Organizers chose a space to rally along the border wall on International Street, just a few hundred yards from the site of the killing of Jose Antonio Elena Rodriguez by Border Patrol in 2012. Jose Antonio was only 16 when Border Patrol agent Lonnie Ray Swartz shot him ten times from across the border fence for allegedly throwing rocks, which posed no threat as the thirty foot border fence was at the top of a thirty foot rock wall. Swartz is scheduled to face trial this year and is the first Border Patrol agent to be indicted for one of these cross-border killings.
Later in the day, hundreds of protesters joined in a series of political workshops at Hotel Americana discussing a wide range of topics and points of solidarity, including issues such as Palestine, police brutality, U.S. support for reactionaries and regime change in Latin America, the so-called ‘War on Drugs,’ and much more. That afternoon, PSL members joined a march of about 100 people on the Mexican side of the border to demand justice for Jose Antonio. The march, led by family members of Jose Antonio, took over busy International Street from Plaza de la Palomas and headed straight for the site of Jose Antonio’s killing, where a new mural honoring him was unveiled. The bustling noise of the border checkpoint and thousands commuting back and forth came to complete silence as the march proceeded. People came out of their homes and businesses to stand by and pay their respects to Jose Antonio and the family.
Jose Antonio’s uncle spoke to Liberation News and stated that Jose Antonio was not the first case of cross border violence and that a previous teenage victim, who was an orphan, had been killed with little response from the community. Local organizers in Mexico talked to Liberation News about the military character of the border experience in Nogales, where Border Patrol agents shoot pepper spray through the wall on a regular basis at family homes causing people to get sick, shoot at civilians, and even maintained blinding lights through the night on International Street that disrupted the sleep of hundreds of residents in Mexico.
On the third day, a large group of protesters shut down a portion of I-19 at the Border Patrol checkpoint just a 20 miles north of Nogales. Over 20 members of the convergence interlocked arms in an act of civil disobedience and shut down the highway for five hours under threat of tear gas, arrest and felony charges. Later that same day, a mass die-in at the administration building of Border Patrol took place in Tucson.
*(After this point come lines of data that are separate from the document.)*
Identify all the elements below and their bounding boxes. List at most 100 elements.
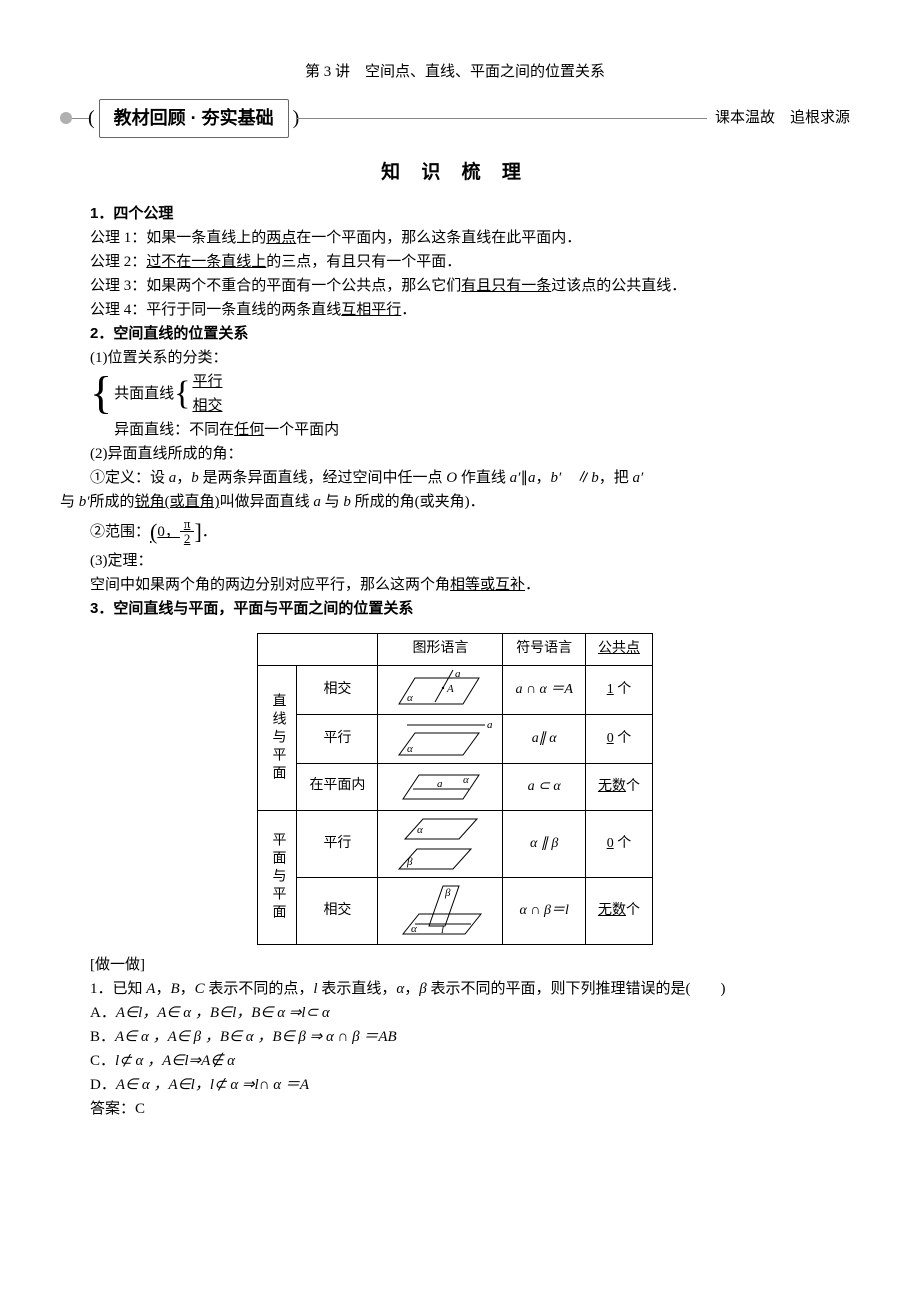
var: a′	[633, 470, 644, 486]
expr: A∈l，A∈ α ，B∈l，B∈ α ⇒l⊂ α	[116, 1005, 330, 1021]
var: C	[195, 981, 205, 997]
blank: 相交	[192, 394, 222, 418]
answer-value: C	[135, 1101, 145, 1117]
answer: 答案：C	[60, 1097, 850, 1121]
var: a′	[510, 470, 521, 486]
question-1: 1．已知 A，B，C 表示不同的点，l 表示直线，α，β 表示不同的平面，则下列…	[60, 977, 850, 1001]
group-plane-plane: 平面与平面	[258, 810, 297, 944]
group-line-plane: 直线与平面	[258, 665, 297, 810]
h-lines: 2．空间直线的位置关系	[60, 322, 850, 346]
table-row: 在平面内 aα a ⊂ α 无数个	[258, 763, 653, 810]
h-axioms: 1．四个公理	[60, 202, 850, 226]
svg-text:β: β	[444, 887, 451, 899]
blank: 任何	[234, 422, 264, 438]
label: 平行	[297, 714, 378, 763]
points: 1 个	[585, 665, 652, 714]
axiom-3: 公理 3：如果两个不重合的平面有一个公共点，那么它们有且只有一条过该点的公共直线…	[60, 274, 850, 298]
t: 公理 1：如果一条直线上的	[90, 230, 266, 246]
figure-icon: aα	[378, 714, 503, 763]
figure-icon: αβ	[378, 810, 503, 877]
figure-icon: aα	[378, 763, 503, 810]
t: 与	[321, 494, 344, 510]
svg-text:A: A	[446, 683, 454, 695]
t: 公理 2：	[90, 254, 146, 270]
t: 公理 4：平行于同一条直线的两条直线	[90, 302, 341, 318]
banner-box: 教材回顾 · 夯实基础	[99, 99, 289, 138]
t: ．	[525, 577, 540, 593]
var: O	[446, 470, 457, 486]
symbol: a∥ α	[503, 714, 586, 763]
def-angle: ①定义：设 a，b 是两条异面直线，经过空间中任一点 O 作直线 a′∥a，b′…	[60, 466, 850, 490]
t: 作直线	[457, 470, 510, 486]
svg-text:a: a	[437, 778, 443, 790]
t: ．	[401, 302, 416, 318]
n: 无数	[598, 903, 626, 918]
symbol: α ∥ β	[503, 810, 586, 877]
rule	[297, 118, 707, 119]
t: 与	[60, 494, 79, 510]
t: ．	[202, 520, 217, 544]
h-planes: 3．空间直线与平面，平面与平面之间的位置关系	[60, 597, 850, 621]
theorem: 空间中如果两个角的两边分别对应平行，那么这两个角相等或互补．	[60, 573, 850, 597]
t: 公理 3：如果两个不重合的平面有一个公共点，那么它们	[90, 278, 461, 294]
t: 在一个平面内，那么这条直线在此平面内．	[296, 230, 581, 246]
n: 0	[607, 731, 614, 746]
t: 的三点，有且只有一个平面．	[266, 254, 461, 270]
symbol: a ∩ α ＝A	[503, 665, 586, 714]
t: ，	[155, 981, 170, 997]
symbol: α ∩ β＝l	[503, 877, 586, 944]
sym: ∥	[576, 470, 591, 486]
t: C．	[90, 1053, 115, 1069]
sym: ∥	[520, 470, 528, 486]
blank: 互相平行	[341, 302, 401, 318]
n: 0	[607, 836, 614, 851]
svg-text:β: β	[406, 856, 413, 868]
var: B	[170, 981, 179, 997]
range: ②范围： ( 0， π 2 ] ．	[90, 514, 850, 549]
paren-left-icon: (	[88, 102, 95, 134]
col-symbol: 符号语言	[503, 634, 586, 665]
svg-text:α: α	[411, 923, 417, 935]
t: 个	[614, 836, 632, 851]
axiom-1: 公理 1：如果一条直线上的两点在一个平面内，那么这条直线在此平面内．	[60, 226, 850, 250]
var: b	[343, 494, 351, 510]
t: ，	[176, 470, 191, 486]
t: 叫做异面直线	[220, 494, 314, 510]
svg-text:α: α	[463, 774, 469, 786]
col-points: 公共点	[598, 641, 640, 656]
table-row: 相交 αβl α ∩ β＝l 无数个	[258, 877, 653, 944]
var: b	[191, 470, 199, 486]
table-row: 平面与平面 平行 αβ α ∥ β 0 个	[258, 810, 653, 877]
option-a: A．A∈l，A∈ α ，B∈l，B∈ α ⇒l⊂ α	[60, 1001, 850, 1025]
t: ②范围：	[90, 520, 150, 544]
blank: 平行	[192, 370, 222, 394]
svg-text:a: a	[455, 668, 461, 680]
figure-icon: α β l	[378, 877, 503, 944]
table-row: 平行 aα a∥ α 0 个	[258, 714, 653, 763]
t: 共面直线	[114, 382, 174, 406]
svg-text:α: α	[407, 743, 413, 755]
t: 异面直线：不同在	[114, 422, 234, 438]
t: 过该点的公共直线．	[551, 278, 686, 294]
t: A．	[90, 1005, 116, 1021]
def-angle-2: 与 b′所成的锐角(或直角)叫做异面直线 a 与 b 所成的角(或夹角)．	[60, 490, 850, 514]
n: 无数	[598, 779, 626, 794]
t: 空间中如果两个角的两边分别对应平行，那么这两个角	[90, 577, 450, 593]
svg-text:l: l	[441, 924, 444, 936]
col-figure: 图形语言	[378, 634, 503, 665]
var: b′	[79, 494, 90, 510]
var: b′	[550, 470, 561, 486]
svg-text:α: α	[417, 824, 423, 836]
t: ，把	[599, 470, 633, 486]
blank: 相等或互补	[450, 577, 525, 593]
var: b	[591, 470, 599, 486]
t: 个	[614, 731, 632, 746]
t: D．	[90, 1077, 116, 1093]
banner: ( 教材回顾 · 夯实基础 ) 课本温故 追根求源	[60, 99, 850, 138]
t: 1．已知	[90, 981, 146, 997]
expr: l⊄ α ，A∈l⇒A∉ α	[115, 1053, 235, 1069]
t: B．	[90, 1029, 115, 1045]
t: 表示不同的平面，则下列推理错误的是( )	[427, 981, 726, 997]
option-b: B．A∈ α ，A∈ β ，B∈ α ，B∈ β ⇒ α ∩ β ＝AB	[60, 1025, 850, 1049]
t: 表示直线，	[318, 981, 397, 997]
During the die-in, father Roy Bourgeois, SOAW founder, was dragged and kicked by Border Patrol agents.
The weekend of actions was intended to dramatize the daily threats faced by immigrants who cross through the perilous desert in Arizona—one of the only open crossings since billions of dollars in border walls have been built along California and Texas borders. They were also intended to highlight the militarization of the border since 9/11. From the time of 9/11, the Border Patrol in the region has shot up from 400 agents to 4,000 with a budget that went from millions to billions and an arsenal that now includes drones, military weapons and military vehicles. Activists spent Oct. 10 in Tucson at a mass action to reject Columbus Day and demand the establishment of Indigenous People’s Day.
The mass convergence at the border was an act of genuine, concrete solidarity by U.S. activists in the fight for amnesty and an end to border deaths, immigrant detention, and militarization. The PSL will continue to proudly stand on the front lines of international solidarity. The workers struggle has no borders!